Missak Manouchian n’a jamais obtenu la nationalité française. Son entrée au Panthéon, mercredi 21 février, quatre-vingts ans après son exécution, rend ainsi hommage à toute la “résistance communiste et étrangère”, selon l’Élysée. Pour l’occasion, la cérémonie aura lieu en deux temps, explique La Croix. “Un temps d’hommage populaire”, le mardi 20 février au mont Valérien, où Missak Manouchian et ses camarades de combat furent exécutés par les Allemands. Puis un “temps solennel”, le lendemain rue Soufflot et au Panthéon. Missak Manouchian reposera dans le caveau 13, où se trouvent déjà Maurice Genevoix et le cénotaphe de Joséphine Baker.
Résistant arménien communiste, mais aussi poète et francophile, Missak Manouchian avait demandé à deux reprises la nationalité française. En vain. Il mourra apatride, en “français de préférence”, pour reprendre le célèbre mot d’Aragon, “qui est français par le cœur et le sang versé et qui meurt d’une certaine façon au nom des valeurs qui sont celles de la France depuis 1789”, souligne l’Élysée.
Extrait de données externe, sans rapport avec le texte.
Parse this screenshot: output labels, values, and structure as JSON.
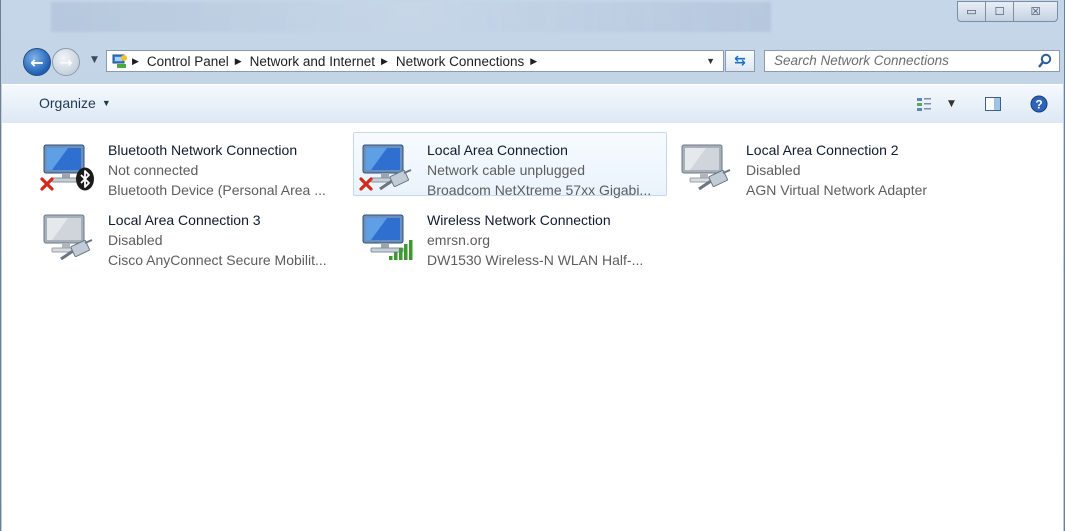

“La volonté” d’être Français
Ses frères d’armes étaient quant à eux juifs, Polonais, Hongrois, Italiens, Espagnols, Roumains et Français. Une diversité qui permet “de rappeler qu’être Français, ça ne tient pas à l’origine, à la religion, au prénom, mais à la volonté”. Mais la cérémonie répond également à un enjeu mémoriel assumé. “L’entrée au Panthéon de la résistance communiste et étrangère” est le symbole de la réconciliation des mémoires de la Résistance, précise le Palais de l’Élysée.
“C’est une entrée, à travers Missak Manouchian et ses camarades de combat, qui viendra compléter ceux qui étaient déjà là au nom de la Résistance et qui reposaient là depuis 1964 avec l’entrée de Jean Moulin puis sous le quinquennat de François Hollande avec Pierre Brossolette, Jean Zay, Germaine Tillion et Geneviève de Gaulle-Anthonioz.” Jusqu’à maintenant, aucune figure communiste et étrangère ne reposait dans le temple laïc. Une absence regrettée, malgré le caractère exemplaire des personnalités retenues.
Génocide des Arméniens
Le récit gaullien centré sur la Résistance extérieure a longtemps mis sur la touche l’héritage de la résistance communiste. L’entrée au Panthéon de Missak Manouchian change enfin les choses. Missak Manouchian, dont la jeunesse a été marquée par le génocide des Arméniens et les deuils familiaux, fait dire à l’Élysée : “Quoi qu’on en pense aujourd’hui, l’engagement dans les rangs du Parti communiste, au nom d’une vision internationaliste, mais qui fait écho au fond à ce qu’est l’universalisme français, porte la marque de cette volonté de ne jamais désespérer de l’humanité et de trouver le bonheur.”
À l’issue de la veillée, le cercueil sera placé dans la crypte où sont inhumés les dix-sept représentants de la France combattante. Parmi eux, le dernier compagnon de la Libération, Hubert Germain. La population pourra venir se recueillir avant la fermeture pour la nuit. “Symboliquement, Manouchian aura rejoint les morts pour la France du mont Valérien », indique l’Élysée.
Trois stations en lien avec la vie de Missak Manouchian
Mercredi 21 février, la panthéonisation commencera par une remontée de la rue Soufflot. Les cercueils de Missak Manouchian et de son épouse, Mélinée, seront portés “par d’autres Français de préférence”, des soldats de la Légion étrangère. La procession respectera trois stations en lien avec la courte vie de Missak Manouchian : le génocide des Arméniens, l’arrivée en France et son engagement au sein du Parti communiste français, le choix de la Résistance. Le circuit sera “agrémenté de temps artistiques” et aura lieu en présence de nombreux jeunes, “pour bien marquer la dimension transmission que revêt une telle cérémonie”, ajoute l’Élysée.
Enfin, sur le parvis du Panthéon, “un dispositif scénographique innovant” permettra une représentation des vingt-deux camarades de résistance de Missak Manouchian. Un choix “pour qu’ensemble, symboliquement, ils soient réunis avant d’entrer au Panthéon”, commente l’Élysée. Une fois à l’intérieur, ils seront honorés de différentes manières, dont un discours d’Emmanuel Macron. Et une plaque “qui vaut entrée au Panthéon” sera fixée à l’entrée du caveau 13. Les noms des vingt-deux et de Joseph Epstein y figureront, avec à côté, des extraits de la dernière lettre de Missak Manouchian à son épouse Mélinée et du poème d’Aragon.